I then rebooted and things returned to normal. -
@Gblenn I guess I don't know how I would console in since it looks like I have no access via the ethernet ports
-
But using a keyboard directly can you bring up the menu? Or just a prompt?
That looks like either filesystem damage or a failed upgrade. Was is hard powered off?
If it's running UFS try running FSCK frm single user mode:
https://docs.netgate.com/pfsense/en/latest/troubleshooting/filesystem-check.html#manual-filesystem-check -
@stephenw10
Did fsck 5 timesHere is the same error after reboot
And yes I am a dumb_ss - I think it might have been hard powered off -- I was distracted with comething else on another screen and I think I held the power button longer than normal
-
What are my options??
Is there anyway to find a config file anywhere in the pfsense OS?
Or do I have to reinstall? Will a re-install possibly find a backup? -
Yes you should be able to access the config file in /cf/conf/config.xml and the previous 30 files in /cf/conf/backup if you can get a command prompt.
You can access it from single user mode but your options for copying it off are limited from there.
If you can get a prompt after allowing it to boot normally you can try to scp it to some other device.
If you have a serial console you can always just copy/paste it directly if required.
You can insert a fat formatted USB stick (or use the fat partition on the installer image) mount that and copy the config file to it.
But, yes, reinstalling should give you the option to recover the config file.
-
@stephenw10
So I have downloaded the pfsense latest version and I am flashing to USB nowRe-install shoul give an option to restore?
And do you agree that is basically my best option now?

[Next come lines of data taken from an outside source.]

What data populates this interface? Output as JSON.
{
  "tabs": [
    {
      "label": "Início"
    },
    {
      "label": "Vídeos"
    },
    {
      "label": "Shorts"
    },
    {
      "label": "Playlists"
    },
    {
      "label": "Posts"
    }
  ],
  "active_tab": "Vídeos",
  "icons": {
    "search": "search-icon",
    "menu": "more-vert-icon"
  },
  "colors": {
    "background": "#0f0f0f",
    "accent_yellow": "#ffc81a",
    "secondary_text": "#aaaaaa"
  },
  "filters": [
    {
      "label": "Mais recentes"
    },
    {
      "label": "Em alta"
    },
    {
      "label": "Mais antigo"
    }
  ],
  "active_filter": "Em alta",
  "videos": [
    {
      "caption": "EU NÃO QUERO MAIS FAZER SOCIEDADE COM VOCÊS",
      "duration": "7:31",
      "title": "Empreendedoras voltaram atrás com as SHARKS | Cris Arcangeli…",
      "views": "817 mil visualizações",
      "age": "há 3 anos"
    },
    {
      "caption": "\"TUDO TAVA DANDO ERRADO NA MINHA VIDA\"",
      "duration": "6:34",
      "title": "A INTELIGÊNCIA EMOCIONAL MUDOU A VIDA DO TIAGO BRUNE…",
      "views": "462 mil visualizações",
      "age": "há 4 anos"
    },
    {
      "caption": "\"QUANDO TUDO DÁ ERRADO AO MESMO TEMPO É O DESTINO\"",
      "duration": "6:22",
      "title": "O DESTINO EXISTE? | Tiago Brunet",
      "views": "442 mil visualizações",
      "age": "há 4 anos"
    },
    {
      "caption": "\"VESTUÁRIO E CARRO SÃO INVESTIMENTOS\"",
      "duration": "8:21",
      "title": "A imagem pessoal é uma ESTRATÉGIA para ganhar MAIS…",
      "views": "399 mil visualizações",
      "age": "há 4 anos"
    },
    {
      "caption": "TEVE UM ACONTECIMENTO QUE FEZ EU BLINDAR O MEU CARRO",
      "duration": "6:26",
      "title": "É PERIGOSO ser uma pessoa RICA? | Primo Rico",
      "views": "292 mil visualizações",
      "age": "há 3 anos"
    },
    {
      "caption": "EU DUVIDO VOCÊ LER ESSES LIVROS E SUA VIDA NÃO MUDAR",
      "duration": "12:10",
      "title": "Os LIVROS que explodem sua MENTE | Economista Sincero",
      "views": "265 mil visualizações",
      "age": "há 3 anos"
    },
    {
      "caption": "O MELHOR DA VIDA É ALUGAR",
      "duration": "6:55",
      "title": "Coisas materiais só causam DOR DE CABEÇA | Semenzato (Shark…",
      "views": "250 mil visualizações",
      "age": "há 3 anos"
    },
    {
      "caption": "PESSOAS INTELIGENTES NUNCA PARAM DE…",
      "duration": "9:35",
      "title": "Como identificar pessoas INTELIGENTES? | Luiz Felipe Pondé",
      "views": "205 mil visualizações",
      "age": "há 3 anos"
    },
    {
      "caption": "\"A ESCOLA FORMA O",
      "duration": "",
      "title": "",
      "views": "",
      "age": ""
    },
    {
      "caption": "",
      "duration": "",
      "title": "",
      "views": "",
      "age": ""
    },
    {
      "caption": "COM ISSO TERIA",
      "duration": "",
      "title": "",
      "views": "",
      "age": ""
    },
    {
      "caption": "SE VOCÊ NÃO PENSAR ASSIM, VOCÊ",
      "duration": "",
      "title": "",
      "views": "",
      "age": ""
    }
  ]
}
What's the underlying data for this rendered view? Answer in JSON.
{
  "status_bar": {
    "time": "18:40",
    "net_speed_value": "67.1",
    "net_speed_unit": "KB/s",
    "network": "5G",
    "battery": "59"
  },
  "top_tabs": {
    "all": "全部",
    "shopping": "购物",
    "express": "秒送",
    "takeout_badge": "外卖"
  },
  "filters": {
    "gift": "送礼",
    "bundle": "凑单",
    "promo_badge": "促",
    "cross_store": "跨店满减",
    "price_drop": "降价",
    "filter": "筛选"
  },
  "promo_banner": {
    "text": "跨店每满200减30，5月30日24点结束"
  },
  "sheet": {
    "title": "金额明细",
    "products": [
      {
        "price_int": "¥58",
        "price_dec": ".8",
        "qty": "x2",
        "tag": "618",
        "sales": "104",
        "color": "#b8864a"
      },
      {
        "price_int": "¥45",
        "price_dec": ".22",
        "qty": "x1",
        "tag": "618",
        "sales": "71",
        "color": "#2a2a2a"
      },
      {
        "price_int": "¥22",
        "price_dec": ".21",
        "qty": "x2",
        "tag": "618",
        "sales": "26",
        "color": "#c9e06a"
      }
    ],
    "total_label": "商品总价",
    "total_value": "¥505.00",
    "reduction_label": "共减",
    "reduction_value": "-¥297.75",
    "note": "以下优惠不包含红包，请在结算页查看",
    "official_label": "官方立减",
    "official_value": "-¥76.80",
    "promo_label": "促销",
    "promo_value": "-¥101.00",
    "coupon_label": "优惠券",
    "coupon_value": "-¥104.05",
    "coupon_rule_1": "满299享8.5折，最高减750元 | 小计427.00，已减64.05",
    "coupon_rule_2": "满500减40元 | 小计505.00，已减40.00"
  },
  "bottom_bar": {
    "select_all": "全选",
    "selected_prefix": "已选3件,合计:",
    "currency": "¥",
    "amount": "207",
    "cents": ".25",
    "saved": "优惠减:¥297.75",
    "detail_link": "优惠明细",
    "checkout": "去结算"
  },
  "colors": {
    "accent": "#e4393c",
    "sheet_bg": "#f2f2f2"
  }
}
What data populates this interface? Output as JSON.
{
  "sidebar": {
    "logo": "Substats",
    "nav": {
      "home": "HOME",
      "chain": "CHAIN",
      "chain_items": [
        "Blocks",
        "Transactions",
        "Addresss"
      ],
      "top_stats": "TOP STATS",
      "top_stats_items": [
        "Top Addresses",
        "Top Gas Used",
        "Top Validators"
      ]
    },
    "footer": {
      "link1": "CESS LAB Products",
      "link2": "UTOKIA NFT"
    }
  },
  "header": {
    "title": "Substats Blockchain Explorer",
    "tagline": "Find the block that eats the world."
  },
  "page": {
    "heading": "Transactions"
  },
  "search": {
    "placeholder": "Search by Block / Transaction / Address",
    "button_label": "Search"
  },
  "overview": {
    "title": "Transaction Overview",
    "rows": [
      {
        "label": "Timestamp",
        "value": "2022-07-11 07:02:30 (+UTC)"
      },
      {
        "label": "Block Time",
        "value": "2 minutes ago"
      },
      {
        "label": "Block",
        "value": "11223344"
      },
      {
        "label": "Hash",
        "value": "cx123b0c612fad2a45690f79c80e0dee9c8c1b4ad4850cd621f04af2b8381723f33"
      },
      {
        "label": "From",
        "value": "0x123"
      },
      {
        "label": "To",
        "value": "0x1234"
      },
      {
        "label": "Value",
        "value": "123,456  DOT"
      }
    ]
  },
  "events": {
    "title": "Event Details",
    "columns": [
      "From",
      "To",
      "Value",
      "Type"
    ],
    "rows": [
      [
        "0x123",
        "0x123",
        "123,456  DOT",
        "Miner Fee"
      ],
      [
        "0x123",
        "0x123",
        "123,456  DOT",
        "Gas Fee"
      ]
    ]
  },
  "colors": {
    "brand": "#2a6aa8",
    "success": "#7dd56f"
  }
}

I don't think I still have the serial cable -- I am using HDMI and a keyboard
-
@ahole4sure And it is not responding if you try to SSH into it?
-
@Gblenn no I cannot get any port to respond to ssh
Am i doing nything wrong -- just connect ethernet to prior LAN port?
It is not allowing any communication that way -
If you're using the Net Installer it shows you the config it has recovered and will use so you can know it worked.